Opinion
No. CV-07-4034033
March 24, 2008
RULING ON OBJECTION TO REQUEST TO REVISE (MOTION 105)
In this case, the plaintiff, Southridge Capital Management, LLC, filed on November 15, 2007 an application to quash the investigative subpoena issued by the Commissioner of the Connecticut Department of Banking, Howard Pitkin, pursuant to General Statutes § 36b-26(b). The defendant, Commissioner, filed a request to revise the entire application to quash, claiming that the application may be a "special proceeding" but is still a civil action. As such, the application must comply with Practice Book § 10-1, which requires, in part, that "[e]ach pleading . . . contain a plain and concise statement of the material facts on which the pleader relies . . . [and that] such statement . . . be divided into paragraphs numbered consecutively . . ." In addition, in his Memorandum in Response to the Plaintiff's Objection to the Request to Revise, the defendant attaches copies of applications to quash filed in other cases which were initiated with complaints being filed.
The plaintiff objects to the request to revise, asserting that as a "special proceeding," its application to quash is akin to motions to quash authorized under Practice Book § 13-28(e), which, for example, does not dictate the form or pleading procedures required in moving to quash subpoenas in cases pending in foreign courts.
Notwithstanding the arguments of counsel, this court is persuaded that the relevant starting point for analysis begins with General Statutes § 52-91 and the mesne process section of the Practice Book, specifically, § 8-1. General Statutes § 52-91 states, in relevant part, "[t]here shall be one form of civil action.
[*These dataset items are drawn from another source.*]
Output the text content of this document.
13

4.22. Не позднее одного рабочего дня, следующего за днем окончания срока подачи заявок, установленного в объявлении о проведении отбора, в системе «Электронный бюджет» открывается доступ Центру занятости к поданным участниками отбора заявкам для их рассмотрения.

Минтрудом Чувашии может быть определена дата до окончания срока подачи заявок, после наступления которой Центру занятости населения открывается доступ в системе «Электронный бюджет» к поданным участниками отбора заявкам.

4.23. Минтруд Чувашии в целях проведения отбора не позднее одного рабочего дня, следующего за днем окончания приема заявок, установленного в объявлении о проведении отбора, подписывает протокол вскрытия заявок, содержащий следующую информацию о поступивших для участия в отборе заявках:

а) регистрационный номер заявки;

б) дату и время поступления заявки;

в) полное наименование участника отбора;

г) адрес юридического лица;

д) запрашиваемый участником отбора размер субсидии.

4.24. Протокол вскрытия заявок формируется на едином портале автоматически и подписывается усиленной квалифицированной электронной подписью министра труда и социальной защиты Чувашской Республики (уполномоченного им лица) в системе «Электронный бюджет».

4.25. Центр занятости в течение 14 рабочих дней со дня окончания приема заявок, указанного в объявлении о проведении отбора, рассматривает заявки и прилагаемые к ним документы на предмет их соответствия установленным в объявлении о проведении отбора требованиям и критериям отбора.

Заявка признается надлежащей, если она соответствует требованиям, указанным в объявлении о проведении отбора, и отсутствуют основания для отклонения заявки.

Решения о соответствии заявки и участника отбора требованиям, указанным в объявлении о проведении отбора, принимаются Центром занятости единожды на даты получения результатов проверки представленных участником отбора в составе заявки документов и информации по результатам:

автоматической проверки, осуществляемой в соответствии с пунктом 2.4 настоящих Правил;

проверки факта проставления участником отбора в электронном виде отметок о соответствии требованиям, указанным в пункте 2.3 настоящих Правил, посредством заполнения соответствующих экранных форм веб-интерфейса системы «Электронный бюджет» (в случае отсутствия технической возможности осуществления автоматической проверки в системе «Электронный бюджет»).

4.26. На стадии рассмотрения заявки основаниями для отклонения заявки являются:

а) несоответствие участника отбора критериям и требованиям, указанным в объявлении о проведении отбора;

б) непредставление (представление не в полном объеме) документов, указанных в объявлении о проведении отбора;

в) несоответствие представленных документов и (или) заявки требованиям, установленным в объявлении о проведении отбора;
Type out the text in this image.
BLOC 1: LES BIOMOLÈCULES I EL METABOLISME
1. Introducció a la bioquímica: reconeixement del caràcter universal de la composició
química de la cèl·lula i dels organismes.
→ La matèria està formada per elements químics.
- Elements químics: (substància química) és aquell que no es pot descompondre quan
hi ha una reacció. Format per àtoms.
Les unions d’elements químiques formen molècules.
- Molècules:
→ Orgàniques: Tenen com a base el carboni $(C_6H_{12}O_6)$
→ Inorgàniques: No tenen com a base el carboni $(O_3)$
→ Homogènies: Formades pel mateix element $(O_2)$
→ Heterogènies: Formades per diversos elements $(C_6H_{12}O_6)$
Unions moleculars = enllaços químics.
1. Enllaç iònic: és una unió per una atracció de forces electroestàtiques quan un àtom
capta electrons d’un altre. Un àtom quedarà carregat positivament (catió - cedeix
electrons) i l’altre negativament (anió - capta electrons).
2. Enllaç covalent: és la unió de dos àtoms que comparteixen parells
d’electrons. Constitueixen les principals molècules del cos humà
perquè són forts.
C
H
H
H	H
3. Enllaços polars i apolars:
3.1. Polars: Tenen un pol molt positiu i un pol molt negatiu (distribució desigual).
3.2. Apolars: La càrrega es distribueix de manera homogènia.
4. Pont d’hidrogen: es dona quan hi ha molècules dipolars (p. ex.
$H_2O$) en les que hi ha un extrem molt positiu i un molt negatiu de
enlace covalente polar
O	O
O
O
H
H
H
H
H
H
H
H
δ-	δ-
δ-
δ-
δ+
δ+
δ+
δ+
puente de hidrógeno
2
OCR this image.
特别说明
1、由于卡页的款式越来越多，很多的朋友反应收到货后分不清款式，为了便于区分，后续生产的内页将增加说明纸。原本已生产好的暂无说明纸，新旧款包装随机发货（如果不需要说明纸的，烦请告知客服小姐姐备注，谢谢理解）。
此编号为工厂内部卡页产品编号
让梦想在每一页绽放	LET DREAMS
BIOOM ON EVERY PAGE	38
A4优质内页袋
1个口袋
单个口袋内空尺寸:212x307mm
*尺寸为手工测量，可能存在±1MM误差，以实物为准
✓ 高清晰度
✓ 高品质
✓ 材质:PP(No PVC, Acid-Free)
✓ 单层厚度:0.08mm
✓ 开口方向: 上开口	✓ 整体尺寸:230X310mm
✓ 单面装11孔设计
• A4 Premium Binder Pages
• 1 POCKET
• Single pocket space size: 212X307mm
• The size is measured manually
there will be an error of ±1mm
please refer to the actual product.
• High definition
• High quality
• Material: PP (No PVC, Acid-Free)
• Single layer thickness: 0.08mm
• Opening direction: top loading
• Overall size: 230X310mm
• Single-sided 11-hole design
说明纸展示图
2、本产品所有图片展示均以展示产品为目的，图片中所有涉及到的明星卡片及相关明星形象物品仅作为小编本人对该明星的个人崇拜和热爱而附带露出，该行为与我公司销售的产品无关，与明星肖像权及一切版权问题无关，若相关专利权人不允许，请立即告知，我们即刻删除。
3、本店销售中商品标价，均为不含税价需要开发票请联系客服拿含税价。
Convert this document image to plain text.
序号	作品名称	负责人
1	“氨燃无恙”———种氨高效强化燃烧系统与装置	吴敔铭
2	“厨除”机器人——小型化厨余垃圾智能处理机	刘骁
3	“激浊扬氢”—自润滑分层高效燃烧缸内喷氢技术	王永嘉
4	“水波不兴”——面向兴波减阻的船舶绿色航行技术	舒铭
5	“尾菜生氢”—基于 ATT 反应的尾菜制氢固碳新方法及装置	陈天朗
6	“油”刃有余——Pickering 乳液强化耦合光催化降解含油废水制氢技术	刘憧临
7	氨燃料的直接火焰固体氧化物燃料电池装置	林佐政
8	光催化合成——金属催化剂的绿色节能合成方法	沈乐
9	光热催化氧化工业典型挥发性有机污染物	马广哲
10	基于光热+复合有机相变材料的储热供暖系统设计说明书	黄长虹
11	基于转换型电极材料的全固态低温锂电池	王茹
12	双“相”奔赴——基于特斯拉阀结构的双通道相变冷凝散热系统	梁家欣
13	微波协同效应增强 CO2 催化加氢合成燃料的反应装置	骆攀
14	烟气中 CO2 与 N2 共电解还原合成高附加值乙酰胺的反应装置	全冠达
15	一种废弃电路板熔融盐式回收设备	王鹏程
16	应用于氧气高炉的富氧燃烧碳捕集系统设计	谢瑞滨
The first pleading on the part of the plaintiff shall be known as the complaint and shall contain a statement of the facts constituting the cause of action and . . . a demand for the relief . . ." Practice Book § 8-1 describes the process of commencing a civil action as well as other civil proceedings, dictating in relevant part, "[m]esne process in civil actions shall be a writ of summons or attachment, describing the parties, the court to which it is returnable and the time and place of appearance, and shall be accompanied by the plaintiff's complaint."
Our courts, however, have long observed that certain statutory proceedings, which are commenced by application or other process, as opposed to the filing of a complaint, are not "civil actions" within the meaning of General Statutes § 52-91. See Waterbury v. Waterbury Police Union, 176 Conn. 401, 407, 407 A.2d 1013 (1979) (in holding that proceedings to confirm, modify or vacate an arbitration award are not civil actions, the court recognized other special statutory proceedings, such as probate appeals and workmen's compensation appeals). See also Boltuch v. Rainaud, 137 Conn. 298, 77 A.2d 94 (1950). Indeed, in W. Horton K. Knox, 1 Connecticut Practice Series: Connecticut Superior Court Civil Rules (2007) § 8-1, p. 380, the author's comments distinguish mesne process, which is "the ordinary method for invoking the jurisdiction of the court" from other categories of process, including special proceedings, the commencement of which are dictated by the relevant statutes. See also Chieppo v. Robert E. McMichael, Inc., 169 Conn. 646, 652, 363 A.2d 1085 (1975) (workmen's compensation appeals "are neither commenced by service of process nor controlled by rules of pleading" and thus is a "procedure . . . distinct from the ordinary concept of a civil action").
In this case, the relevant statutory provision is General Statutes § 36b-26(c). As the enforcement provision for investigatory subpoenas issued by the Commissioner of Banking, § 36b-26(c) specifically authorizes the Commissioner to seek enforcement of said subpoenas "upon application" to the superior court for the judicial district of Hartford.
By its application to quash an investigative subpoena issued pursuant to General Statutes § 36b-26(c), the plaintiff is asserting his right to be heard expeditiously on a matter that is limited in scope from an ordinary civil action. See, e.g. Boltuch v. Rainaud, supra, 137 Conn. 300 (noting the informal character of the service required in applications relating to arbitration awards in superior court was to allow for prompt hearing and disposition); Chieppo v. Robert E. McMichael, Inc., supra, 169 Conn. 653 (by not requiring such proceedings to be treated as civil actions, the legislature intended speedy, effective and inexpensive resolution of workers' compensation claims). As such, this court is not persuaded that the plaintiff is required to either file a complaint or revise his application to quash to conform with Practice Book § 10-1.
The Objection to the Plaintiff's Request to Revise is SUSTAINED.